There were the two chamois walking serenely as if Rudy were not there; they were making their way toward a great field of snow. Rudy hurried after them. Suddenly the clouds rolled down from the mountain peaks and engulfed him. He took a few steps and then stopped. In front of him was a wall of stone.
It had started to rain. He felt tremendously thirsty, and though his head was burning hot as though he had fever, his body was cold. He reached for his water bottle, only to find that it was empty; he had forgotten to fill it before setting out. Rudy had never been ill before in his life, but now he knew how it felt to be ill. He was tired and his only desire was to lie down and sleep, but everything about him was soaking wet. He tried to pull himself together, but tiny quivering objects danced before his eyes.
All of a sudden he noticed something that he could remember having seen in this place before. It was a small house, built right up against the side of the cliff. In the doorway stood a young girl. At first he thought it was Annette, the schoolmaster’s daughter, the one he had kissed at the dance. No, it wasn’t Annette; and yet he felt s
ure that he had seen her before. Maybe it was the girl he had met near Grindel, the night he returned from Interlaken.
“What are you doing here?” he asked.
The girl smiled. “This is my home. I have a flock to herd.”
“Where is your flock? There is no grazing here among the rocks and snow.”
The girl laughed. “You seem to know the mountains well; but not far below here there is a meadow. That’s where my goats are grazing. I tend them well. I have never lost a single creature. What is mine I keep.”
“You talk boldly,” Rudy said.
Again the girl laughed. “So do you!”
“Have you any milk? I am so dreadfully thirsty.”
“I have something better than milk. Some travelers and their guides passed by here yesterday, and they left a half bottle of wine behind. I am sure they’ll never return for it and I don’t want it. You shall have it. I am sure you have never tasted any better wine,” she added while she poured the wine into a wooden bowl.

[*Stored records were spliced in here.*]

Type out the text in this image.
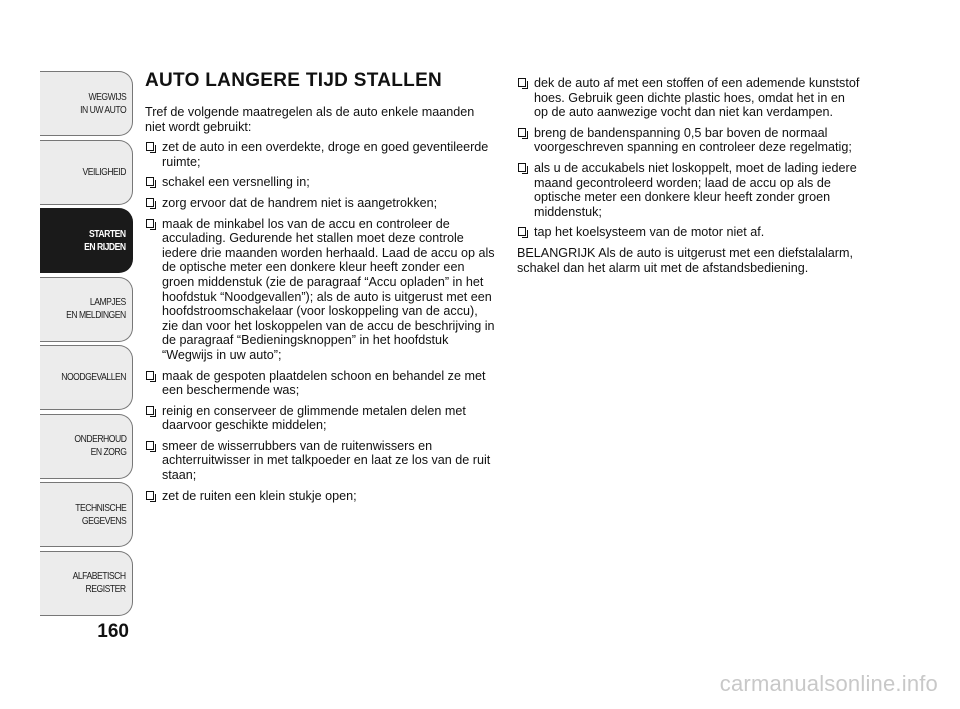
WEGWIJS
IN UW AUTO
VEILIGHEID
STARTEN
EN RIJDEN
LAMPJES
EN MELDINGEN
NOODGEVALLEN
ONDERHOUD
EN ZORG
TECHNISCHE
GEGEVENS
ALFABETISCH
REGISTER
160
AUTO LANGERE TIJD STALLEN

Tref de volgende maatregelen als de auto enkele maanden niet wordt gebruikt:

zet de auto in een overdekte, droge en goed geventileerde ruimte;
schakel een versnelling in;
zorg ervoor dat de handrem niet is aangetrokken;
maak de minkabel los van de accu en controleer de acculading. Gedurende het stallen moet deze controle iedere drie maanden worden herhaald. Laad de accu op als de optische meter een donkere kleur heeft zonder een groen middenstuk (zie de paragraaf “Accu opladen” in het hoofdstuk “Noodgevallen”); als de auto is uitgerust met een hoofdstroomschakelaar (voor loskoppeling van de accu), zie dan voor het loskoppelen van de accu de beschrijving in de paragraaf “Bedieningsknoppen” in het hoofdstuk “Wegwijs in uw auto”;
maak de gespoten plaatdelen schoon en behandel ze met een beschermende was;
reinig en conserveer de glimmende metalen delen met daarvoor geschikte middelen;
smeer de wisserrubbers van de ruitenwissers en achterruitwisser in met talkpoeder en laat ze los van de ruit staan;
zet de ruiten een klein stukje open;
dek de auto af met een stoffen of een ademende kunststof hoes. Gebruik geen dichte plastic hoes, omdat het in en op de auto aanwezige vocht dan niet kan verdampen.
breng de bandenspanning 0,5 bar boven de normaal voorgeschreven spanning en controleer deze regelmatig;
als u de accukabels niet loskoppelt, moet de lading iedere maand gecontroleerd worden; laad de accu op als de optische meter een donkere kleur heeft zonder groen middenstuk;
tap het koelsysteem van de motor niet af.

BELANGRIJK Als de auto is uitgerust met een diefstalalarm, schakel dan het alarm uit met de afstandsbediening.

carmanualsonline.info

“It is good,” he agreed. “I have never drunk wine that warmed me so quickly. A moment ago I was freezing and now I feel as if I were sitting before a fire.” Rudy’s eyes gleamed with new life. All his sorrow and troubles were forgotten, and his natural human desires were aroused.

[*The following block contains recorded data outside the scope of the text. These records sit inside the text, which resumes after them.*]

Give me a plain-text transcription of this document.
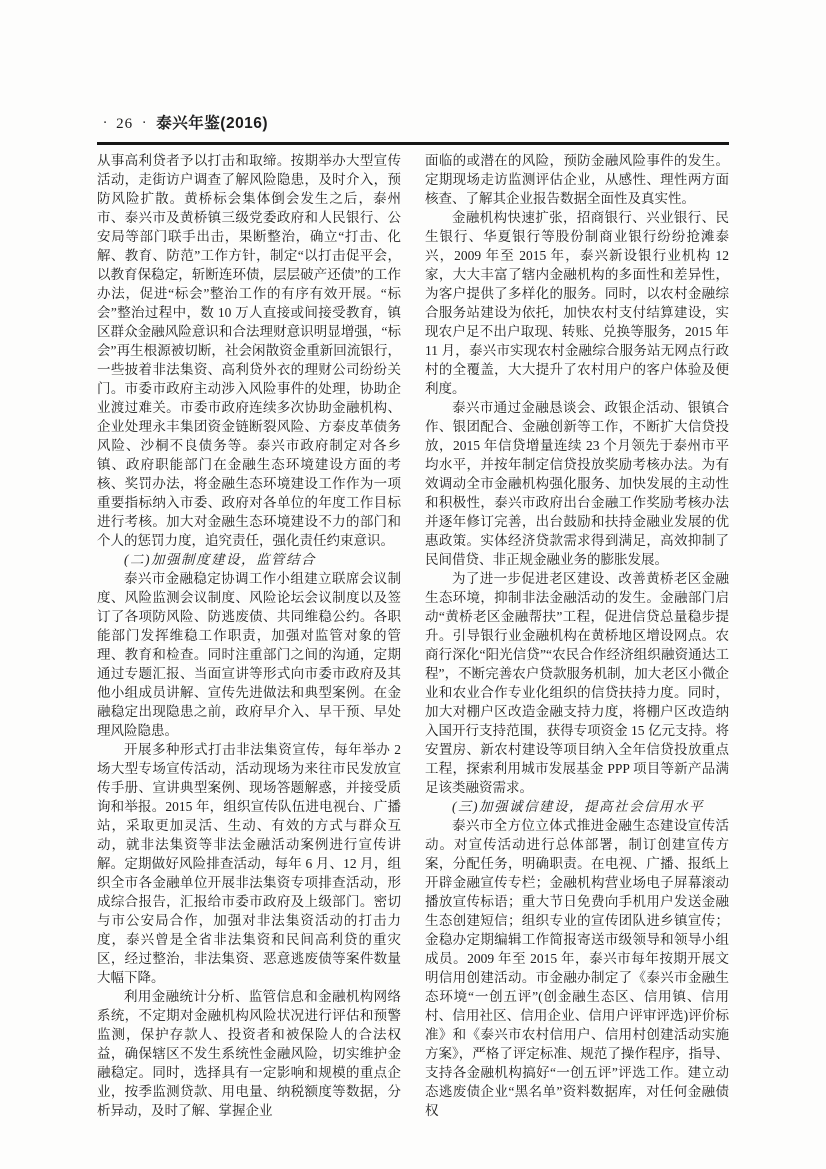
· 26 · 泰兴年鉴(2016)

从事高利贷者予以打击和取缔。按期举办大型宣传活动，走街访户调查了解风险隐患，及时介入，预防风险扩散。黄桥标会集体倒会发生之后，泰州市、泰兴市及黄桥镇三级党委政府和人民银行、公安局等部门联手出击，果断整治，确立“打击、化解、教育、防范”工作方针，制定“以打击促平会，以教育保稳定，斩断连环债，层层破产还债”的工作办法，促进“标会”整治工作的有序有效开展。“标会”整治过程中，数 10 万人直接或间接受教育，镇区群众金融风险意识和合法理财意识明显增强，“标会”再生根源被切断，社会闲散资金重新回流银行，一些披着非法集资、高利贷外衣的理财公司纷纷关门。市委市政府主动涉入风险事件的处理，协助企业渡过难关。市委市政府连续多次协助金融机构、企业处理永丰集团资金链断裂风险、方泰皮革债务风险、沙桐不良债务等。泰兴市政府制定对各乡镇、政府职能部门在金融生态环境建设方面的考核、奖罚办法，将金融生态环境建设工作作为一项重要指标纳入市委、政府对各单位的年度工作目标进行考核。加大对金融生态环境建设不力的部门和个人的惩罚力度，追究责任，强化责任约束意识。

(二)加强制度建设，监管结合

泰兴市金融稳定协调工作小组建立联席会议制度、风险监测会议制度、风险论坛会议制度以及签订了各项防风险、防逃废债、共同维稳公约。各职能部门发挥维稳工作职责，加强对监管对象的管理、教育和检查。同时注重部门之间的沟通，定期通过专题汇报、当面宣讲等形式向市委市政府及其他小组成员讲解、宣传先进做法和典型案例。在金融稳定出现隐患之前，政府早介入、早干预、早处理风险隐患。

开展多种形式打击非法集资宣传，每年举办 2 场大型专场宣传活动，活动现场为来往市民发放宣传手册、宣讲典型案例、现场答题解惑，并接受质询和举报。2015 年，组织宣传队伍进电视台、广播站，采取更加灵活、生动、有效的方式与群众互动，就非法集资等非法金融活动案例进行宣传讲解。定期做好风险排查活动，每年 6 月、12 月，组织全市各金融单位开展非法集资专项排查活动，形成综合报告，汇报给市委市政府及上级部门。密切与市公安局合作，加强对非法集资活动的打击力度，泰兴曾是全省非法集资和民间高利贷的重灾区，经过整治，非法集资、恶意逃废债等案件数量大幅下降。

利用金融统计分析、监管信息和金融机构网络系统，不定期对金融机构风险状况进行评估和预警监测，保护存款人、投资者和被保险人的合法权益，确保辖区不发生系统性金融风险，切实维护金融稳定。同时，选择具有一定影响和规模的重点企业，按季监测贷款、用电量、纳税额度等数据，分析异动，及时了解、掌握企业

面临的或潜在的风险，预防金融风险事件的发生。定期现场走访监测评估企业，从感性、理性两方面核查、了解其企业报告数据全面性及真实性。

金融机构快速扩张，招商银行、兴业银行、民生银行、华夏银行等股份制商业银行纷纷抢滩泰兴，2009 年至 2015 年，泰兴新设银行业机构 12 家，大大丰富了辖内金融机构的多面性和差异性，为客户提供了多样化的服务。同时，以农村金融综合服务站建设为依托，加快农村支付结算建设，实现农户足不出户取现、转账、兑换等服务，2015 年 11 月，泰兴市实现农村金融综合服务站无网点行政村的全覆盖，大大提升了农村用户的客户体验及便利度。

泰兴市通过金融恳谈会、政银企活动、银镇合作、银团配合、金融创新等工作，不断扩大信贷投放，2015 年信贷增量连续 23 个月领先于泰州市平均水平，并按年制定信贷投放奖励考核办法。为有效调动全市金融机构强化服务、加快发展的主动性和积极性，泰兴市政府出台金融工作奖励考核办法并逐年修订完善，出台鼓励和扶持金融业发展的优惠政策。实体经济贷款需求得到满足，高效抑制了民间借贷、非正规金融业务的膨胀发展。

为了进一步促进老区建设、改善黄桥老区金融生态环境，抑制非法金融活动的发生。金融部门启动“黄桥老区金融帮扶”工程，促进信贷总量稳步提升。引导银行业金融机构在黄桥地区增设网点。农商行深化“阳光信贷”“农民合作经济组织融资通达工程”，不断完善农户贷款服务机制，加大老区小微企业和农业合作专业化组织的信贷扶持力度。同时，加大对棚户区改造金融支持力度，将棚户区改造纳入国开行支持范围，获得专项资金 15 亿元支持。将安置房、新农村建设等项目纳入全年信贷投放重点工程，探索利用城市发展基金 PPP 项目等新产品满足该类融资需求。

(三)加强诚信建设，提高社会信用水平

泰兴市全方位立体式推进金融生态建设宣传活动。对宣传活动进行总体部署，制订创建宣传方案，分配任务，明确职责。在电视、广播、报纸上开辟金融宣传专栏；金融机构营业场电子屏幕滚动播放宣传标语；重大节日免费向手机用户发送金融生态创建短信；组织专业的宣传团队进乡镇宣传；金稳办定期编辑工作简报寄送市级领导和领导小组成员。2009 年至 2015 年，泰兴市每年按期开展文明信用创建活动。市金融办制定了《泰兴市金融生态环境“一创五评”(创金融生态区、信用镇、信用村、信用社区、信用企业、信用户评审评选)评价标准》和《泰兴市农村信用户、信用村创建活动实施方案》，严格了评定标准、规范了操作程序，指导、支持各金融机构搞好“一创五评”评选工作。建立动态逃废债企业“黑名单”资料数据库，对任何金融债权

“You are the schoolmaster’s daughter. Come, Annette, give me a kiss,” he demanded.
“Yes, if you will give me the beautiful ring you are wearing on your finger.”
“My engagement ring?”
The girl poured more wine into his bowl. “Yes, that’s the one: that ring and no other.” She lifted the bowl to his lips and Rudy drank.
A feeling of power and happiness flowed through his veins. The world was his and only now did he understand how to live. All was created for our sake, for us to enjoy. The river of life was a river of pleasure; you need only let the current carry you to know a life of bliss. He glanced at the young girl who was Annette—and yet wasn’t. But neither was she the “phantom” girl, as he called the creature he had met near Grindelwald.